初めての編集委託の場合、スタートからゴールまでの一連の流れの中で、プロデューサーが担った役割、そして大事だと思ったポイントはこんな感じでした。

(1)「0から1」を産み出すこと。つまりなぜ、何をやるか、を決めること
(2)予算を獲得すること(管理すること)
(3)企画を実現できるチームをつくること
(4)スタッフに、目指すゴールや共有すべき情報(期限や役割分担など)を伝えること
(5)スタッフが働きやすいように、地ならしやお膳立てをすること
(6)チームやスタッフが問題に突き当たった時に、判断し対応を決めること
(7)何よりも結果にコミットすること

(5)の地ならしやお膳立てというのは、取材先に前もって連絡して、スタッフができるだけスムーズに動けるようにしておくことです。どこまでするかはケース・バイ・ケースですが、プロデューサーはチームをリードすると同時に、こういう“下働き”をすることも大事です。それによってスタッフとの信頼関係が強くなるからです。前々回でお話ししたテレビドラマのプロデューサーの言葉「下働きみたいなもんですよ」はまさしくこのことなんだな、と実感しました。

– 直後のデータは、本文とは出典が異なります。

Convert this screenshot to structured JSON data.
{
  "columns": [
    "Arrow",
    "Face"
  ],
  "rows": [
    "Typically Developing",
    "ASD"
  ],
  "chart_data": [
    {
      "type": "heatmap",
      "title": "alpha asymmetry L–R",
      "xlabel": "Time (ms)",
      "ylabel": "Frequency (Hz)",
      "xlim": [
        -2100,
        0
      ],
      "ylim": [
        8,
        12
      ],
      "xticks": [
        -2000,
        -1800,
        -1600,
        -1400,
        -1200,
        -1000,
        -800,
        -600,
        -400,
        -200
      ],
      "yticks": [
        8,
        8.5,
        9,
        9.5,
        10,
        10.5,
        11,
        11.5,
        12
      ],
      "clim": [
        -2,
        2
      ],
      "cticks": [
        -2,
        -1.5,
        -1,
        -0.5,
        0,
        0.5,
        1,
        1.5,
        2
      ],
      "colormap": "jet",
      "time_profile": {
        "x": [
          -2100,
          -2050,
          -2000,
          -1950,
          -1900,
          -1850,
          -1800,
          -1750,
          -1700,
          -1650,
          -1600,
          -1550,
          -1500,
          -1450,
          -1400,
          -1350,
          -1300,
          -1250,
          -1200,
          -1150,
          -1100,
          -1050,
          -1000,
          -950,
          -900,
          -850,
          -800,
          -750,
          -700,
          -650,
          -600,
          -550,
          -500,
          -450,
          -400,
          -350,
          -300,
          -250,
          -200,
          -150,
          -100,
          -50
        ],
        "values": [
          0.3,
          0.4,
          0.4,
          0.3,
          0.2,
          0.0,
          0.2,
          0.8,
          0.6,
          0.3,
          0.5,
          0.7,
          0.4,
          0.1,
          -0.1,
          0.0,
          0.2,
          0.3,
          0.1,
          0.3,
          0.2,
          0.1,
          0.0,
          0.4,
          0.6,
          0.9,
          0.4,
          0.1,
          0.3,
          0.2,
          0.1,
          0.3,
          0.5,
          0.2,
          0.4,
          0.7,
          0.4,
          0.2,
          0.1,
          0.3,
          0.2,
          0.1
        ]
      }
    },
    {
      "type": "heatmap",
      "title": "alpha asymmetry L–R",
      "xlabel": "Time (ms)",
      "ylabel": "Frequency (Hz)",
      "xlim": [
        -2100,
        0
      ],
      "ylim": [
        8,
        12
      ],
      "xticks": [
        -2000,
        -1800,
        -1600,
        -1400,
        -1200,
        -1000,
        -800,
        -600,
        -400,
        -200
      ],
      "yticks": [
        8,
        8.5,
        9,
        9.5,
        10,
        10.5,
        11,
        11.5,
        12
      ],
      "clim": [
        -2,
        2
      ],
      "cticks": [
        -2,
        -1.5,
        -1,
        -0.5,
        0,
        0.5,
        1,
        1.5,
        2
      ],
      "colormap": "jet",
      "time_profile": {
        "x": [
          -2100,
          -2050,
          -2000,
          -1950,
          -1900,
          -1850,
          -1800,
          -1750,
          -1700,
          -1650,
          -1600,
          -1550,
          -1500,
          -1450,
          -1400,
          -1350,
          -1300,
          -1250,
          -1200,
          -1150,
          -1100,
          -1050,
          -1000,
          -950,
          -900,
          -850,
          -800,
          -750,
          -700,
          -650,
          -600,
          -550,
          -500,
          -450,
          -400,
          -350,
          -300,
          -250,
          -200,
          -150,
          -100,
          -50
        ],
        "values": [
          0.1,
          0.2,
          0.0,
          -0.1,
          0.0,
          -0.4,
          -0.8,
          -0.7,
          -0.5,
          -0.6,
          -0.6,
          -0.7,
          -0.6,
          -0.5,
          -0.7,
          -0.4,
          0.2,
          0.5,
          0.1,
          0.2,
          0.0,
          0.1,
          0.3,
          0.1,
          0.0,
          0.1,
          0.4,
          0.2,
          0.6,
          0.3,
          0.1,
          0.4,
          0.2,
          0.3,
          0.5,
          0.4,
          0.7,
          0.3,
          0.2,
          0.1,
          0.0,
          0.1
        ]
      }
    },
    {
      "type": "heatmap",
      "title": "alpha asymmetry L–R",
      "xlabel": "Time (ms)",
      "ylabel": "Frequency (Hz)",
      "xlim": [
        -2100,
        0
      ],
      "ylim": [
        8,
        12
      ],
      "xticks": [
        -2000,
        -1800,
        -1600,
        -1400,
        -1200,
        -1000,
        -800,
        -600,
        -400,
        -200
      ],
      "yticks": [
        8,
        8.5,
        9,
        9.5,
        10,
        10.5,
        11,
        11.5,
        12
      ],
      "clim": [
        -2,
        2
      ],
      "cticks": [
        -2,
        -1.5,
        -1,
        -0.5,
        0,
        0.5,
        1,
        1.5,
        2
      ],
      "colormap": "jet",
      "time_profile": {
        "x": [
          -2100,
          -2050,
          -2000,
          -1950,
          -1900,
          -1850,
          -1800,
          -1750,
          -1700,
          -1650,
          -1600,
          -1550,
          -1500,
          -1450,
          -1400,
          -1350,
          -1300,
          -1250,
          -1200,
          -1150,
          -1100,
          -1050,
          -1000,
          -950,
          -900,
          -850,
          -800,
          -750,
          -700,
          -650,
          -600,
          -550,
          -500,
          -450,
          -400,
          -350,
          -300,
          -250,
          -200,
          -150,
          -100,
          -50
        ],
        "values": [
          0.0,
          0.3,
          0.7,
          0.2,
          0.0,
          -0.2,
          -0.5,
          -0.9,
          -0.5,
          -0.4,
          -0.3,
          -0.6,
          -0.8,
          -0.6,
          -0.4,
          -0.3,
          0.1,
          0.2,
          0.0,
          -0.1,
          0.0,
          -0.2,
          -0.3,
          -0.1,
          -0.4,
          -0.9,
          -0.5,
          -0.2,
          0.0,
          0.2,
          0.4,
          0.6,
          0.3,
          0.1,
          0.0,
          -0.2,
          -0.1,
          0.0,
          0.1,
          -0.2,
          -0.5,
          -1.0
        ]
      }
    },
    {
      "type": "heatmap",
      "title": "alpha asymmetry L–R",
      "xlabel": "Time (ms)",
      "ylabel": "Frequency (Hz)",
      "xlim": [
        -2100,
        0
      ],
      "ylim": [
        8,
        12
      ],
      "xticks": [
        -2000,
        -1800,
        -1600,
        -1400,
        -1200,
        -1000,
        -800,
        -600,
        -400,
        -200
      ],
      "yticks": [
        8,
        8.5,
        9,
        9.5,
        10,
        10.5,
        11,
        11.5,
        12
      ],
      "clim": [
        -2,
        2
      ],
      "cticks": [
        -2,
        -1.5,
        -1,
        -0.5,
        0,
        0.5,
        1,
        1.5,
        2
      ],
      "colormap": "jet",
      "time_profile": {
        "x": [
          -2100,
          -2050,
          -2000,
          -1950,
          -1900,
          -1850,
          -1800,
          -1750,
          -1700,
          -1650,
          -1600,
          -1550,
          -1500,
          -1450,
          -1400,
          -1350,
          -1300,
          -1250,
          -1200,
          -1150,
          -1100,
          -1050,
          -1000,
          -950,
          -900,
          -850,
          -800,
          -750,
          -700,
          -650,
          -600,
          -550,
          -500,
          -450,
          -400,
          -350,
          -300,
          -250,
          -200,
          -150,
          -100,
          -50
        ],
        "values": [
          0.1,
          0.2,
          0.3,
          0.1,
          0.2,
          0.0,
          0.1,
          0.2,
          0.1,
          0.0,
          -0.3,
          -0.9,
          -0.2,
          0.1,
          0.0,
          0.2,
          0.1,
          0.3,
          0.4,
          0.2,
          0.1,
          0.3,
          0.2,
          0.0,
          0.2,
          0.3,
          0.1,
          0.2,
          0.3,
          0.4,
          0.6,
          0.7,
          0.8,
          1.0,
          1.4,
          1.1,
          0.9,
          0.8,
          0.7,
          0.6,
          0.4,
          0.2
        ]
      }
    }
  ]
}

その後、職員と市長を経験する中で、私が何度も実感し、そのたびに強く確信するようになってきたことがあります。それは、どんなチームでも、チームである限り、ベースに必要なのは“信頼とリスペクト”だということです。それは、メンバーがのびのび力を発揮する土壌になります。「貢献しよう」という思いや、足りないところを補い合おうとする気持ちにつながります。何といっても、信頼とリスペクトがあれば、少々の困難は力を合わせて乗り越えていくことができますが、それがないと、何でもないようなことでつまずいたりチームの空気が悪くなったりしてしまいます。
信頼とリスペクト――。初めての委託への挑戦は、その大事さを体と心に強く刻んでくれた体験でもありました。

 

 

執筆者紹介
田上 富久(たうえ とみひさ)

1956年長崎県岐宿町(現・五島市)生まれ。80年長崎市役所入庁。26年7か月の職員時代のうち13年6か月が広報担当。2007年4月長崎市長就任。23年4月まで4期16年務め、その間、長崎県市長会会長、九州市長会会長のほか、被爆都市の市長として、日本非核宣言自治体協議会会長、平和首長会議副会長などを務める。好きな言葉は「一隅を照らす」「人間万事塞翁が馬」。現在は、長崎地域力研究所代表などを務める。